Ordering cards

After creating a profile, cards can now be ordered. The first step is to retrieve the available card programs. A card program gives information on the type of card, the network that the card is on, as well as the default currency of the card.

If there are no card programs returned in the API call, it means that the profile cannot order any additional cards.

• Virtual - No physical card will be printed. This card can be used for online transactions and added to digital wallets.
• Physical - A physical card will be printed. On top of virtual card capabilities, physical cards can also be used at physical terminals and ATMs.

After retrieving the card program, use the card order API to create a card order. It is also best practice to use the card address validation API to ensure the formatting of the address is correct.

The address is required for both virtual and physical cards as it will be used for AVS (address verification service) checks for transactions without a card present.

When the status of the card order is CARD_DETAILS_CREATED, a card will now be available to be retrieved.

The card token is the unique identifier for this card.

For physical card orders, it is recommended to subscribe to the card order status change webhook event to be notified of card order status changes.

You can cancel a card order by updating the card order status to CANCELLED with a reason. This can only be done when the card order is still in the PLACED status.

In order to control the number of cards a profile can create, we have card order limits in place. On production, the number of card orders is limited to 1 active physical card and 3 active virtual cards per personal profile. On sandbox, we allow up 10 physical cards and 30 virtual cards for testing. Additionally, no more than 3 virtual cards can be ordered per day. This limit includes existing cards and card orders.

Retrieving the sensitive card details (PAN, PIN, CVV) of a card requires us to do so in a PCI-DSS compliant way, follow our sensitive card details guide on how to do so.

Card PIN

Some card terminals and ATMs require users to enter their card PIN to authenticate transactions. By default, both physical and virtual card PINs are randomly set.

Optionally, we offer a feature to pre-set the PIN of the card during the card order process. Reach out to your account manager for this feature as Wise will first need to configure this to be done on our side.

To mitigate the possibility of fraudulent transactions on the card in the event of misdelivery of the card, users need to activate their card before they can use it for certain transactions. We offer two activation methods: Chip and PIN or Partner Control.

For Chip and PIN activation, contactless and magnetic stripe transactions attempted prior to the first successful Chip and PIN transaction will be declined. For Partner Control activation, all transactions will be declined until the card status has been set to ACTIVE.

Physical cards issued with an ACTIVE card status require the cardholder to make a Chip and PIN transaction (inserting the card into the terminal and keying in the card PIN) to start using the card for contactless and magnetic stripe transactions.

Before the first Chip and PIN transaction, all spending permissions are enabled except POS_CONTACTLESS and POS_MAGSTRIPE, which are locked. At this point, the card is already ACTIVE and can be used for certain transactions.

After the first Chip and PIN transaction has been successfully performed, POS_CONTACTLESS and POS_MAGSTRIPE permissions will be enabled, with no change to other permissions. The card order status is moved to COMPLETED.

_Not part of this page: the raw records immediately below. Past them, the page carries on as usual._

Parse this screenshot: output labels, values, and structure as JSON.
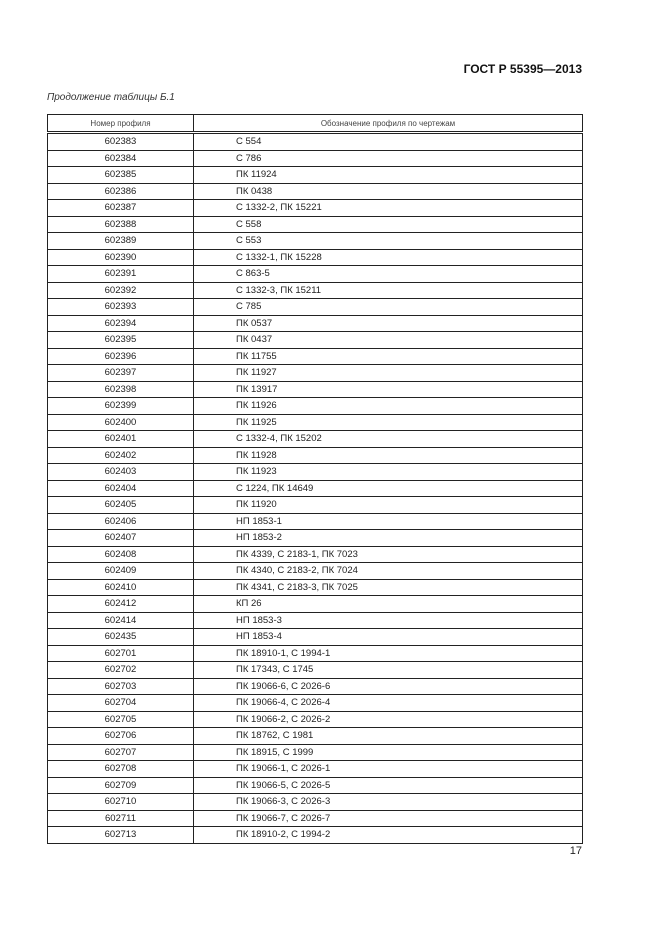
{
  "header": {
    "document_code": "ГОСТ Р 55395—2013"
  },
  "caption": "Продолжение таблицы Б.1",
  "table": {
    "columns": [
      "Номер профиля",
      "Обозначение профиля по чертежам"
    ],
    "rows": [
      [
        "602383",
        "С 554"
      ],
      [
        "602384",
        "С 786"
      ],
      [
        "602385",
        "ПК 11924"
      ],
      [
        "602386",
        "ПК 0438"
      ],
      [
        "602387",
        "С 1332-2, ПК 15221"
      ],
      [
        "602388",
        "С 558"
      ],
      [
        "602389",
        "С 553"
      ],
      [
        "602390",
        "С 1332-1, ПК 15228"
      ],
      [
        "602391",
        "С 863-5"
      ],
      [
        "602392",
        "С 1332-3, ПК 15211"
      ],
      [
        "602393",
        "С 785"
      ],
      [
        "602394",
        "ПК 0537"
      ],
      [
        "602395",
        "ПК 0437"
      ],
      [
        "602396",
        "ПК 11755"
      ],
      [
        "602397",
        "ПК 11927"
      ],
      [
        "602398",
        "ПК 13917"
      ],
      [
        "602399",
        "ПК 11926"
      ],
      [
        "602400",
        "ПК 11925"
      ],
      [
        "602401",
        "С 1332-4, ПК 15202"
      ],
      [
        "602402",
        "ПК 11928"
      ],
      [
        "602403",
        "ПК 11923"
      ],
      [
        "602404",
        "С 1224, ПК 14649"
      ],
      [
        "602405",
        "ПК 11920"
      ],
      [
        "602406",
        "НП 1853-1"
      ],
      [
        "602407",
        "НП 1853-2"
      ],
      [
        "602408",
        "ПК 4339, С 2183-1, ПК 7023"
      ],
      [
        "602409",
        "ПК 4340, С 2183-2, ПК  7024"
      ],
      [
        "602410",
        "ПК 4341, С  2183-3, ПК 7025"
      ],
      [
        "602412",
        "КП 26"
      ],
      [
        "602414",
        "НП 1853-3"
      ],
      [
        "602435",
        "НП 1853-4"
      ],
      [
        "602701",
        "ПК 18910-1, С 1994-1"
      ],
      [
        "602702",
        "ПК 17343, С 1745"
      ],
      [
        "602703",
        "ПК 19066-6, С 2026-6"
      ],
      [
        "602704",
        "ПК 19066-4, С 2026-4"
      ],
      [
        "602705",
        "ПК 19066-2, С 2026-2"
      ],
      [
        "602706",
        "ПК 18762, С 1981"
      ],
      [
        "602707",
        "ПК 18915, С 1999"
      ],
      [
        "602708",
        "ПК 19066-1, С 2026-1"
      ],
      [
        "602709",
        "ПК 19066-5, С 2026-5"
      ],
      [
        "602710",
        "ПК 19066-3, С 2026-3"
      ],
      [
        "602711",
        "ПК 19066-7, С 2026-7"
      ],
      [
        "602713",
        "ПК 18910-2, С 1994-2"
      ]
    ]
  },
  "footer": {
    "page_number": "17"
  }
}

When you have Cards issued with an INACTIVE card status, you must activate the card to start using it for any transaction. You can activate the card by updating the card status to ACTIVE.

Before activation, no transactions can be performed.

After you have activated the card, it can immediately be used for transactions - as long as the spending permission for that transaction type is enabled. Activating the card also moves the card order status to COMPLETED.

You should only update the card status to ACTIVE when you have confirmation from the cardholder that they have received their physical card. You can do this by asking them to validate the last 4 digits on the card.

To implement this, you should ensure that card details such as the PAN (Primary Account Number) should initially be hidden from the end customer.

You can add an additional step requiring the end customer to key in the last 4 digits of their physical card upon receiving it. This can be validated against the lastFourDigits in the Card resource.